My wife’s family worked hard during the week. They were not wealthy or spoiled, but they had the mentality that time was more valuable than money. Or at least my father-in-law recognized that his time was better spent doing other things aside from manual labor.
He went away on business trips and spent long hours at the office. He missed many dinners and school functions because he had to work, but he made time for several vacations a year because they could afford to.
How it went when we got together
My wife and I didn’t grow up all that differently from each other. We’re both middle class and we lived in the same suburban town with one sibling in a family that loved each other.
She was not so wealthy that she didn’t know what it was like to want something for Christmas and not get it. And I was not so poor that I didn’t know what it was like to have a Christmas tree loaded with presents. We are both lucky. We had positive role models and good lives.
But we did grow up with different philosophies. Hers is to fix every problem by spending money on it, while mine is to at least consider spending time fixing it before immediately throwing money at it.
We compromise. I fix what I can and do the tasks I don’t mind doing, but when it comes to certain tasks, I recognize that I’m better off spending my time having fun with my kids or trying to earn money elsewhere.
How we’re raising our family
We’ve always lived in condos and townhomes where we were part of a homeowner’s association.

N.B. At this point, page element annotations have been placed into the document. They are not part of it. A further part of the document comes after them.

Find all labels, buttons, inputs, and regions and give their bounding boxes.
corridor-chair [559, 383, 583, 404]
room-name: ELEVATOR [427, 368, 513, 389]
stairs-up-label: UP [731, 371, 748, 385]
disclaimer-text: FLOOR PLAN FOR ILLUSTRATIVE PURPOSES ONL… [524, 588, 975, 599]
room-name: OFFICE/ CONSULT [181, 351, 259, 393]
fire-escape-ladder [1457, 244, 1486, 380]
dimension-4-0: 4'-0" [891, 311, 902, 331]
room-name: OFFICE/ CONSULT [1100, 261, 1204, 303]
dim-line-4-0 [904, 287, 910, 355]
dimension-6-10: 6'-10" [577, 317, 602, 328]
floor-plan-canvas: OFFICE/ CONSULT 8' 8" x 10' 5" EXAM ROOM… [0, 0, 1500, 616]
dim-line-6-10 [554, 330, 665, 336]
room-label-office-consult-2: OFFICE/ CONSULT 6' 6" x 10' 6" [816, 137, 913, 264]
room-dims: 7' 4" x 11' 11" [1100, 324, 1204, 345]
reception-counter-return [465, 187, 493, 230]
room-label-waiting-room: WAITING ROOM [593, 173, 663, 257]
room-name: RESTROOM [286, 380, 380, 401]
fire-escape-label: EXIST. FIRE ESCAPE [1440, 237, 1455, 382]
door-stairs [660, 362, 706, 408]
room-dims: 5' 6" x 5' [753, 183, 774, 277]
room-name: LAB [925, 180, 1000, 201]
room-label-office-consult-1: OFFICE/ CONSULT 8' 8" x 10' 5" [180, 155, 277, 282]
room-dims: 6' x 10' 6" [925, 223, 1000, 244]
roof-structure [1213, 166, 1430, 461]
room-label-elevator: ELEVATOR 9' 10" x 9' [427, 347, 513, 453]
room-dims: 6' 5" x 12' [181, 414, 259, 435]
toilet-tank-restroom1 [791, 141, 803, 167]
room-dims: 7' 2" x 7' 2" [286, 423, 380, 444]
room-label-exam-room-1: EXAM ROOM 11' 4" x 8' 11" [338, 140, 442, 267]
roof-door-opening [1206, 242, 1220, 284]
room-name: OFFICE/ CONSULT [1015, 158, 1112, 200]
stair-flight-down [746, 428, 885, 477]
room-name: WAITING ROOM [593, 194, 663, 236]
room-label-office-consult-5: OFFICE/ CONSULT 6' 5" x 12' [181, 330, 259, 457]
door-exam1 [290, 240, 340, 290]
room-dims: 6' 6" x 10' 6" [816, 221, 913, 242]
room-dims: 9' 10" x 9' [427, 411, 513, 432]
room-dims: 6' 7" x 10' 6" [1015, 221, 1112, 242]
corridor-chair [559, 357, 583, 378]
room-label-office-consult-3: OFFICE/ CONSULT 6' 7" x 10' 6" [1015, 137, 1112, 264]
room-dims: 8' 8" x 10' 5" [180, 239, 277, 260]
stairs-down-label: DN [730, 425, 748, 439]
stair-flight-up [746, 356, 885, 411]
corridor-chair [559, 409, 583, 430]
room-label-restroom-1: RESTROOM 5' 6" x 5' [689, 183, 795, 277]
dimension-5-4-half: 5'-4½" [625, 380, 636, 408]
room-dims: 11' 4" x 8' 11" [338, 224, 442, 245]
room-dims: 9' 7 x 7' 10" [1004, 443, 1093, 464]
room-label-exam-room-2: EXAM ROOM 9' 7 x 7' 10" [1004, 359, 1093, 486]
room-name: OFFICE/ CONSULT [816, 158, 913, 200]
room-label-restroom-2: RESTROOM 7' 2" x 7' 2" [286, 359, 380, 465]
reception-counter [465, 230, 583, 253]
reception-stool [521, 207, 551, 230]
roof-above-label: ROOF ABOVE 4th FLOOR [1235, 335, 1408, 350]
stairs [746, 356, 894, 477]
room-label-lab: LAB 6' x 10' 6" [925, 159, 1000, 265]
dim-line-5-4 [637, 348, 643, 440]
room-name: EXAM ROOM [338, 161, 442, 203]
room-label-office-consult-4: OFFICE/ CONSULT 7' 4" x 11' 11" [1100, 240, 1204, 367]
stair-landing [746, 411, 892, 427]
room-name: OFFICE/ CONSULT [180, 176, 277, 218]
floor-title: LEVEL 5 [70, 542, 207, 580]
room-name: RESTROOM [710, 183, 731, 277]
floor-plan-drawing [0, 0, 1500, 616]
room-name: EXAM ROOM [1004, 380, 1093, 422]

We pay for others to plow the driveway and mow the lawn whether we want to or not as part of the monthly dues.
My kids spend their weekends playing sports, and we spend our free time watching them play and shuttling them around town all week to their various practices and rehearsals.
I want them to know what it’s like to do things for themselves, to experience the satisfaction of a job well done. To not be lazy or think that they’re too good for certain tasks.
My wife is not above working hard, just not in the same way that I grew up doing. When there are nights she wants to order takeout and have it delivered, I’m okay with it. We can afford to save time sometimes. It’s a different era than I grew up in and I’m adapting.
We spend a lot of money on things that my parents avoided paying for, and I don’t have a problem with it. We’ve both worked nights and weekends at various times, doing work for our jobs and outside of them, and we try to decide what’s the best way to spend our time and money.
What about you?
It can be hard to deprogram the philosophies you’ve always known. And the economic landscape has shifted. When you don’t have a lot of money, it’s easy to see the value in spending time to not have to spend money, but in the end, the monetary cost might actually be higher.
The idea now is that if you save yourself two hours by ordering Uber Eats or Grubhub instead of going to the grocery store, cooking the ingredients, and cleaning up afterward, you’ll actually make money if you can earn more in those two hours than the transaction costs.
That’s the goal. Outsource labor for less than you’re earning for your labor, whatever line of work you’re in. The endgame is to stop trading your time for money altogether, to instead spend your time building digital assets (like a Medium article for example,) and then selling those assets over and over again for money.
Are you taking that path? Where do you stand on the debate about whether spending time to save money makes more or less sense than spending money to save time?